For many years, failure to conceptualize the political role of cities, or to include primarily political towns within the notion of global city, was quite understandable. These politically oriented cities—including even America’s capital, Washington, DC—were for decades remarkably parochial. They had little international dimension and remarkably little overall connectivity, even as the world surrounding them grew increasingly cosmopolitan. The overriding concern of these classical political cities was domestic politics, with a focus on the local legislature. Standing in the shadow of national governments, mayors of these political centers were often minor figures, with limited powers and limited ambition to match.

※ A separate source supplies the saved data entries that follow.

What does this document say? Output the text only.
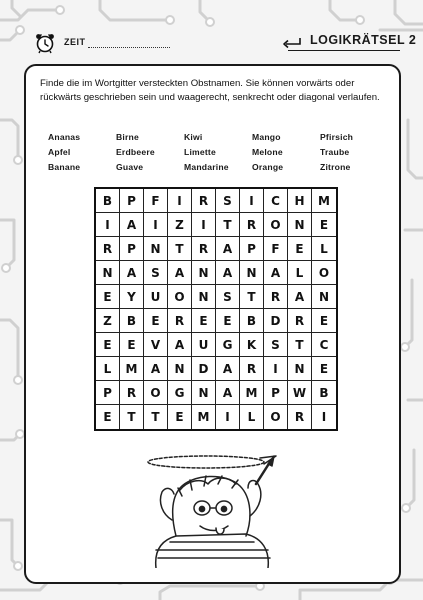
ZEIT	LOGIKRÄTSEL 2
Finde die im Wortgitter versteckten Obstnamen. Sie können vorwärts oder rückwärts geschrieben sein und waagerecht, senkrecht oder diagonal verlaufen.
Ananas	Birne	Kiwi	Mango	Pfirsich
Apfel	Erdbeere	Limette	Melone	Traube
Banane	Guave	Mandarine	Orange	Zitrone
B	P	F	I	R	S	I	C	H	M
I	A	I	Z	I	T	R	O	N	E
R	P	N	T	R	A	P	F	E	L
N	A	S	A	N	A	N	A	L	O
E	Y	U	O	N	S	T	R	A	N
Z	B	E	R	E	E	B	D	R	E
E	E	V	A	U	G	K	S	T	C
L	M	A	N	D	A	R	I	N	E
P	R	O	G	N	A	M	P	W	B
E	T	T	E	M	I	L	O	R	I
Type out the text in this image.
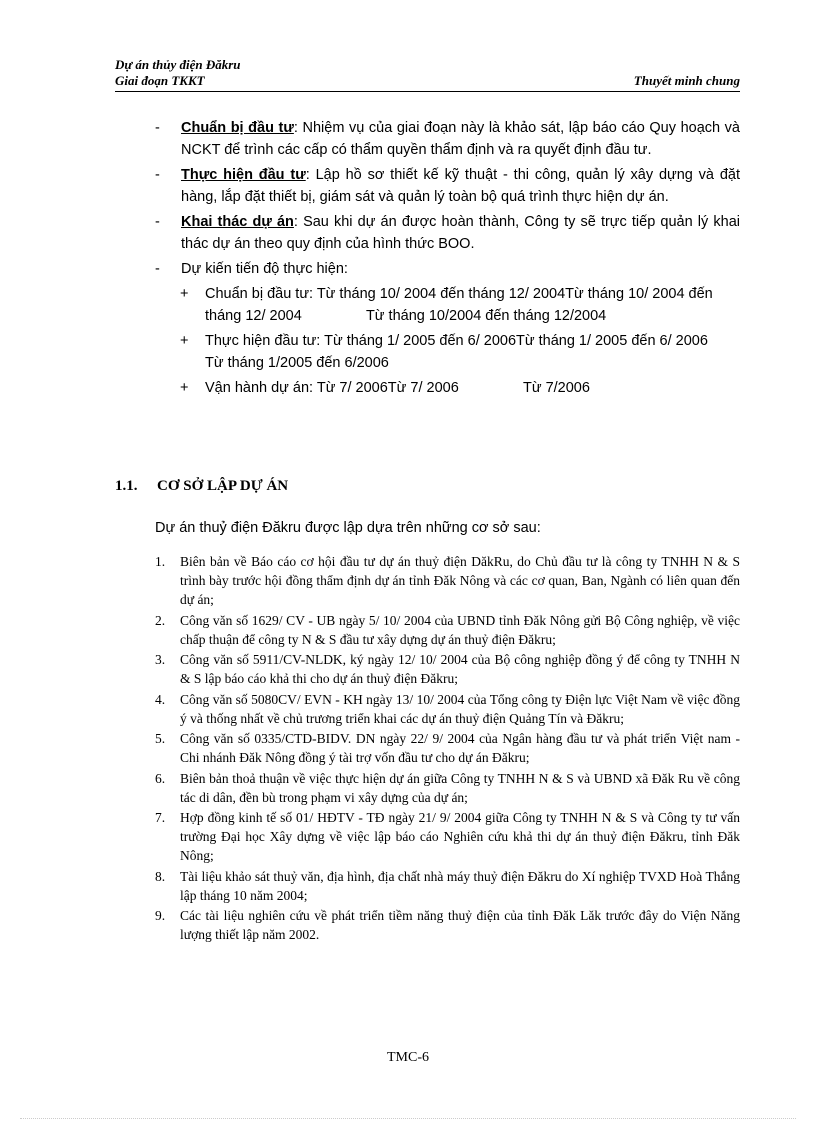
Dự án thủy điện Đăkru
Giai đoạn TKKT	Thuyết minh chung
- Chuẩn bị đầu tư: Nhiệm vụ của giai đoạn này là khảo sát, lập báo cáo Quy hoạch và NCKT để trình các cấp có thẩm quyền thẩm định và ra quyết định đầu tư.
- Thực hiện đầu tư: Lập hồ sơ thiết kế kỹ thuật - thi công, quản lý xây dựng và đặt hàng, lắp đặt thiết bị, giám sát và quản lý toàn bộ quá trình thực hiện dự án.
- Khai thác dự án: Sau khi dự án được hoàn thành, Công ty sẽ trực tiếp quản lý khai thác dự án theo quy định của hình thức BOO.
- Dự kiến tiến độ thực hiện:
+ Chuẩn bị đầu tư: Từ tháng 10/ 2004 đến tháng 12/ 2004Từ tháng 10/ 2004 đến tháng 12/ 2004                Từ tháng 10/2004 đến tháng 12/2004
+ Thực hiện đầu tư: Từ tháng 1/ 2005 đến 6/ 2006Từ tháng 1/ 2005 đến 6/ 2006                Từ tháng 1/2005 đến 6/2006
+ Vận hành dự án: Từ 7/ 2006Từ 7/ 2006                Từ 7/2006
1.1. CƠ SỞ LẬP DỰ ÁN
Dự án thuỷ điện Đăkru được lập dựa trên những cơ sở sau:
1. Biên bản về Báo cáo cơ hội đầu tư dự án thuỷ điện DăkRu, do Chủ đầu tư là công ty TNHH N & S trình bày trước hội đồng thẩm định dự án tỉnh Đăk Nông và các cơ quan, Ban, Ngành có liên quan đến dự án;
2. Công văn số 1629/ CV - UB ngày 5/ 10/ 2004 của UBND tỉnh Đăk Nông gửi Bộ Công nghiệp, về việc chấp thuận để công ty N & S đầu tư xây dựng dự án thuỷ điện Đăkru;
3. Công văn số 5911/CV-NLDK, ký ngày 12/ 10/ 2004 của Bộ công nghiệp đồng ý để công ty TNHH N & S lập báo cáo khả thi cho dự án thuỷ điện Đăkru;
4. Công văn số 5080CV/ EVN - KH ngày 13/ 10/ 2004 của Tổng công ty Điện lực Việt Nam về việc đồng ý và thống nhất về chủ trương triển khai các dự án thuỷ điện Quảng Tín và Đăkru;
5. Công văn số 0335/CTD-BIDV. DN ngày 22/ 9/ 2004 của Ngân hàng đầu tư và phát triển Việt nam - Chi nhánh Đăk Nông đồng ý tài trợ vốn đầu tư cho dự án Đăkru;
6. Biên bản thoả thuận về việc thực hiện dự án giữa Công ty TNHH N & S và UBND xã Đăk Ru về công tác di dân, đền bù trong phạm vi xây dựng của dự án;
7. Hợp đồng kinh tế số 01/ HĐTV - TĐ ngày 21/ 9/ 2004 giữa Công ty TNHH N & S và Công ty tư vấn trường Đại học Xây dựng về việc lập báo cáo Nghiên cứu khả thi dự án thuỷ điện Đăkru, tỉnh Đăk Nông;
8. Tài liệu khảo sát thuỷ văn, địa hình, địa chất nhà máy thuỷ điện Đăkru do Xí nghiệp TVXD Hoà Thắng lập tháng 10 năm 2004;
9. Các tài liệu nghiên cứu về phát triển tiềm năng thuỷ điện của tỉnh Đăk Lăk trước đây do Viện Năng lượng thiết lập năm 2002.
TMC-6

Lobbyists, to be sure, naturally existed, in the quintessentially political cities of the world. Yet in the era before advanced telecommunications and the internet, think tanks had little funding, access, or political weight. Nongovernmental actors had few tools to shape policy agendas, apart from newspaper op-eds and the proverbial three-martini lunch. Washington itself was dominated by parochial congressional politics throughout the first two-thirds of its existence, from 1800 to 1950 or so. And the cosmopolitan transition unfolded only slowly and grudgingly thereafter.